Why are women in the rural areas still less educated as in the urban areas like Kathmandu?
Poverty, early marriage, terms of reference used to the girls that they need to go to others household, or she is responsibility of in-laws. Many still think that investment on girls is not as effective as on boys. Such prevalence of patriarchal norms establishes a concept that she would not be the bread winner of the household so, it is not necessary to educate daughters. But we have move from that traditional feelings towards a more positive scenario, however, retaining women in higher education is still a challenge.
Why is there such a gap between rural and urban women?
I guess globalization, changes and interventions of the many programmes, access to schools in nearby areas are few reasons. In rural areas, distance also makes lots of difference. In urban setting, people are aware, they have seen educated women doing good in all sectors. They are also shouldering the financial burden of the household. Also, there is fear of naming and shaming of the families which do not send their daughters to school and colleges. In fact, in urban areas, even if women earn, it is still difficult to run the families, so it has become mandatory.
The UN theme of the International Women’s Day 2012 is ‘Connecting Girls, inspiring futures.’ What needs to be done in Nepal to connect girls? What message/advice do you want to give to girls for their future?
The 2011 Population and Housing census projected that women constitute 54 %, to make women empowered or productive human resource, we have to invest in girls. If girls get secured life they become confident human being. And confident citizen not only make their life happy and successful but also contribute to the nation development. So for the development of the country, short cut formula is to invest in girls. So making a theme of International Women’s Day as connecting girls for their inspiring future is a wise vision of the global community.
There are many acts that protect women in Nepal, why is there still discrimination?
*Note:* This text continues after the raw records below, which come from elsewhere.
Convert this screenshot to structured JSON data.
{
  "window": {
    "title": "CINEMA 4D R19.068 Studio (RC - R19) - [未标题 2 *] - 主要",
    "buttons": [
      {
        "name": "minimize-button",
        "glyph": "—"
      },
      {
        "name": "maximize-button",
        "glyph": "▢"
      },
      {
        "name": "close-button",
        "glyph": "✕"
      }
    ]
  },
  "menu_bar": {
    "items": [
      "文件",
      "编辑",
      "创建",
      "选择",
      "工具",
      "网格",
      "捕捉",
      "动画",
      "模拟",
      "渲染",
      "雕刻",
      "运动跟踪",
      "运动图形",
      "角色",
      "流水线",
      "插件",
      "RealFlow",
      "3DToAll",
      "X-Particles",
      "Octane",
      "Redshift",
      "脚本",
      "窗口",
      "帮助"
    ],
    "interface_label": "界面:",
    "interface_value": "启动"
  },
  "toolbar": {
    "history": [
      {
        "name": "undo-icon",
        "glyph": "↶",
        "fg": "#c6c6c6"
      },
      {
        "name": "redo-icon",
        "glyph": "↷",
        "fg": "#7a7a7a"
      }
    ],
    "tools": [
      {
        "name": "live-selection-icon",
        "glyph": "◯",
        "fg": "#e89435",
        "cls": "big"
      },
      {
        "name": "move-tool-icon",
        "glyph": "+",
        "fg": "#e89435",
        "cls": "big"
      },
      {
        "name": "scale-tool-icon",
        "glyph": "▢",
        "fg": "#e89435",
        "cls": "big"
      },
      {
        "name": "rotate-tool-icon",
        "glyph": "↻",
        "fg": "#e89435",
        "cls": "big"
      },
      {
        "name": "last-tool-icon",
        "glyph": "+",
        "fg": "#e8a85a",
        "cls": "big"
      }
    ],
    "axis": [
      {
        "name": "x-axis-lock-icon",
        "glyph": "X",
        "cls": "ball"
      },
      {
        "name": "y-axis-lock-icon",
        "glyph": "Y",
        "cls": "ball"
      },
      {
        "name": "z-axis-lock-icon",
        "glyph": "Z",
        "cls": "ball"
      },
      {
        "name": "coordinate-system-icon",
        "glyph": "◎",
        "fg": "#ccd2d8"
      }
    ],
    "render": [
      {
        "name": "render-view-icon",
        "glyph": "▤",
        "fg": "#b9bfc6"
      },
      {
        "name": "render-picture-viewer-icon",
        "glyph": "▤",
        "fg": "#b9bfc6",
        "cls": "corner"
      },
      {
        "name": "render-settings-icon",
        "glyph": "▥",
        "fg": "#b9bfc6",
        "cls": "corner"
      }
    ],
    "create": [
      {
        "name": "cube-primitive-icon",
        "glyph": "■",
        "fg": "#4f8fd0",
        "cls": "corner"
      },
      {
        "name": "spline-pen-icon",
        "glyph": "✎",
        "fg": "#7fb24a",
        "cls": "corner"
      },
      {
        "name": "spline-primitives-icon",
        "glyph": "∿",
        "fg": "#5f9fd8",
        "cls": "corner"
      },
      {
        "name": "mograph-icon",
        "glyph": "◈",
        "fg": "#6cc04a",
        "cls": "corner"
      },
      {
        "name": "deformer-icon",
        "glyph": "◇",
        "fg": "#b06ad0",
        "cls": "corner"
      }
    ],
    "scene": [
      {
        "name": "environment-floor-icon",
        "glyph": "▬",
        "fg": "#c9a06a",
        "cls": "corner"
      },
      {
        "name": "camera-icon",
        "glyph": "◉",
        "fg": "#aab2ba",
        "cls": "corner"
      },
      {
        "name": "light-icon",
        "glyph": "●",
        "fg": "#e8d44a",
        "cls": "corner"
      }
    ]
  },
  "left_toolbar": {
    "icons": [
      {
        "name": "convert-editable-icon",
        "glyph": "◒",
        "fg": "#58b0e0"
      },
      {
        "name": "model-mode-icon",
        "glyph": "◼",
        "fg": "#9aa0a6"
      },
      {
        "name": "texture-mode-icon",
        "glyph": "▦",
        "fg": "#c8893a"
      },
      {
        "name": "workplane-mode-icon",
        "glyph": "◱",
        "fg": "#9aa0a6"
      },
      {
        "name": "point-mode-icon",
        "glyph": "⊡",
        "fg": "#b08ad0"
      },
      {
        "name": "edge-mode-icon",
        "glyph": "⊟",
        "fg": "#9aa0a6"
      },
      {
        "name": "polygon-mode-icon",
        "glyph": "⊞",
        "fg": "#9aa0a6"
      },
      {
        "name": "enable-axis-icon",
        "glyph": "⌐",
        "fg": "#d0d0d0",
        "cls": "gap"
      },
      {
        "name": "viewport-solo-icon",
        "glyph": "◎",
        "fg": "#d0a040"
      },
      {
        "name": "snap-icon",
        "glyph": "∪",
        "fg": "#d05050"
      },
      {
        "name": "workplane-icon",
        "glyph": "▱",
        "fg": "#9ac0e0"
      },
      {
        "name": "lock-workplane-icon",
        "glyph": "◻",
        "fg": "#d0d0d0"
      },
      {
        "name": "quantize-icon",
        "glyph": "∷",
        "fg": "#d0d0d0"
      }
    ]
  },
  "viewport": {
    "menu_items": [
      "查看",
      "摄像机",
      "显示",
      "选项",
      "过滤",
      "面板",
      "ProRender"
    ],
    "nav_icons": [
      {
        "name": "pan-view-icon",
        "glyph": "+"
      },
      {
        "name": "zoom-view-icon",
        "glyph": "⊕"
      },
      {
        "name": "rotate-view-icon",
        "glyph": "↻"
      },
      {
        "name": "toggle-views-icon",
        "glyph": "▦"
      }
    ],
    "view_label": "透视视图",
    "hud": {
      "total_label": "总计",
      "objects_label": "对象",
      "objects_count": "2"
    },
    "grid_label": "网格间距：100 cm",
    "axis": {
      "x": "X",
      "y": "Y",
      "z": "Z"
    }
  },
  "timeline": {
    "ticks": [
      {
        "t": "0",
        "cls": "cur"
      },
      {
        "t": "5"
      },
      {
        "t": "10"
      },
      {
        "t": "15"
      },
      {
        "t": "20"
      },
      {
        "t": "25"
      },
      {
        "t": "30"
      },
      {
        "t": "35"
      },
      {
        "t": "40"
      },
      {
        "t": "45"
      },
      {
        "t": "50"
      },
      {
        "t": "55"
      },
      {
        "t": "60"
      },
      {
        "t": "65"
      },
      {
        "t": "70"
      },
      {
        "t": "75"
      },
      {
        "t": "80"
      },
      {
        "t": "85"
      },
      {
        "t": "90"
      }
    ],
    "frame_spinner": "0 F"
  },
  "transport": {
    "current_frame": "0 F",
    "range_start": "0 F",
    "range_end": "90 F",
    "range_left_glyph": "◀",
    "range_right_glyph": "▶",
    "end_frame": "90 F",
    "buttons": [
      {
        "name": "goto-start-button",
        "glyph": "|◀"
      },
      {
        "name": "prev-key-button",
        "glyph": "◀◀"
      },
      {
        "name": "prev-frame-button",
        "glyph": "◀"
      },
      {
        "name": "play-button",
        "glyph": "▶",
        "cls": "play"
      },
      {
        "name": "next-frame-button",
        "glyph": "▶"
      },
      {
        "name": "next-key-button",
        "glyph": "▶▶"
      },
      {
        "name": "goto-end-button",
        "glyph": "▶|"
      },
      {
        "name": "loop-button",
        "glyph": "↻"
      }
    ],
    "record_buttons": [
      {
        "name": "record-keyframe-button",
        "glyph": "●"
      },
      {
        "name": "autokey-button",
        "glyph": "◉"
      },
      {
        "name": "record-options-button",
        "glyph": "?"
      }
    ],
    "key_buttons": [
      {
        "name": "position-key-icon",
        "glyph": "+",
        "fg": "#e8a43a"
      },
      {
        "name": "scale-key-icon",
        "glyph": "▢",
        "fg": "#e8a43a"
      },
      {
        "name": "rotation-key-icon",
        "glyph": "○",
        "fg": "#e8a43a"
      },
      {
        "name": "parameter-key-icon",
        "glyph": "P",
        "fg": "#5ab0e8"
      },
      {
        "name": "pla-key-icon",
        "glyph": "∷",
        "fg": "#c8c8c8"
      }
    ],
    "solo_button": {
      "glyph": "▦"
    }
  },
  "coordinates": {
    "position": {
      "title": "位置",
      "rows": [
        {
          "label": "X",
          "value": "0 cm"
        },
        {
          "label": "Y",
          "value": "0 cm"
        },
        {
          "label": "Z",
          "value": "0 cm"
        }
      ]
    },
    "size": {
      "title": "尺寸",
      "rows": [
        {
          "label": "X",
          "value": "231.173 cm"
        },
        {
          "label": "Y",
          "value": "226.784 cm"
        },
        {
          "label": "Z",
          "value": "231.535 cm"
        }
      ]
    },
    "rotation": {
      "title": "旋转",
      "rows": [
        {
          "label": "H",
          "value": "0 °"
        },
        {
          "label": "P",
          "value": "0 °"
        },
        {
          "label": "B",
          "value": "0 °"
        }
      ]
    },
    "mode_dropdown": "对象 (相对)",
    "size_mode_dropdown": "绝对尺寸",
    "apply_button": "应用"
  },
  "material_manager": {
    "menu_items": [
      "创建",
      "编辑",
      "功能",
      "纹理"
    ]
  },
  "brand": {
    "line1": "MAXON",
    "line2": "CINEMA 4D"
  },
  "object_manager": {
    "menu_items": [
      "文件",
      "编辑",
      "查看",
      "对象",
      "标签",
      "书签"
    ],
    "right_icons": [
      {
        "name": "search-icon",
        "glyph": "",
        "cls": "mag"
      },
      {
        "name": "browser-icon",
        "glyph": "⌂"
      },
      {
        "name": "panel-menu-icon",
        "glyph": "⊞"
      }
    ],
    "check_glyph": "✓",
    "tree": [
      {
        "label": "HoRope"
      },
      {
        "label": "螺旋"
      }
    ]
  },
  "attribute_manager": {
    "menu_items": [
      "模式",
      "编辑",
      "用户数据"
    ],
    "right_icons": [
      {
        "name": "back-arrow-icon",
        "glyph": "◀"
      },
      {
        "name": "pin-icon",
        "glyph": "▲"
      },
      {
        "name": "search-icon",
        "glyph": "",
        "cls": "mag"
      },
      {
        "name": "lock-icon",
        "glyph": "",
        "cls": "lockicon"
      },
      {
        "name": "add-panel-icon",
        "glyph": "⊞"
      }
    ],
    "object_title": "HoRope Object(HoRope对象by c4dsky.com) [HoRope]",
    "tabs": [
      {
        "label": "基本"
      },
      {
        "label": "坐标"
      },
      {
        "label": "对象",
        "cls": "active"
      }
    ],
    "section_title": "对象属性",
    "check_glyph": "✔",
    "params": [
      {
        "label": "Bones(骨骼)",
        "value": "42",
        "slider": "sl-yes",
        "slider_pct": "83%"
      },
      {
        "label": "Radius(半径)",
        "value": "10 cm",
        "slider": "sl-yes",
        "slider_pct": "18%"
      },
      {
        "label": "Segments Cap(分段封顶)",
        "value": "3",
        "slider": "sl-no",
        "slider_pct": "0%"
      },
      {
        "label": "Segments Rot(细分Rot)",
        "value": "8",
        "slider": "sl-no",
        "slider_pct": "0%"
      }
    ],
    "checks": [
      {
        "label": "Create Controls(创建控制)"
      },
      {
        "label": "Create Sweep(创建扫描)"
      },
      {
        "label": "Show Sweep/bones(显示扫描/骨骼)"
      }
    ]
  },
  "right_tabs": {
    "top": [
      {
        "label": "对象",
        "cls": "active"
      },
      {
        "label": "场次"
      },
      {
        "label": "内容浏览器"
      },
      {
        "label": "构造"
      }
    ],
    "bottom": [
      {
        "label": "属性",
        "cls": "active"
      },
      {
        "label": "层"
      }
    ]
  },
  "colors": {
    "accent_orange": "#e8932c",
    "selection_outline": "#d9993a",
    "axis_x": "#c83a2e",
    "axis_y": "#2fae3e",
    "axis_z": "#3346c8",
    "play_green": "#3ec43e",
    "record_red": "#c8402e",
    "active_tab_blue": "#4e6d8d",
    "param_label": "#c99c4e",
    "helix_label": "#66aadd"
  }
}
If we see policies and laws, Nepal leads in South Asia. But when it comes to implementation, it is not effective. We have budgets at every VDC’s, but it is not used for real cause. Government allocated 19% budget exclusively for women. We have equality in principle, in laws but in real sense, there is yet problem in substance, in result. I mean due to all laws and policies, there is equality in opportunity but not in real life results. We just say women and men are equal to be politically correct but in reality we again maintain the same patriarchal rituals. Without addressing women’s role at home, violence, their access and control over resources, decision making and justice, making wonderful law will not work. For some period of time we need conscious effort to support women in all sectors. But having said that there are many positive changes in Nepal from the perspective of gender therefore, it needs to be acknowledged. I think now we need to focus our strength on the implementation of policies and laws to sustain the gains we achieve.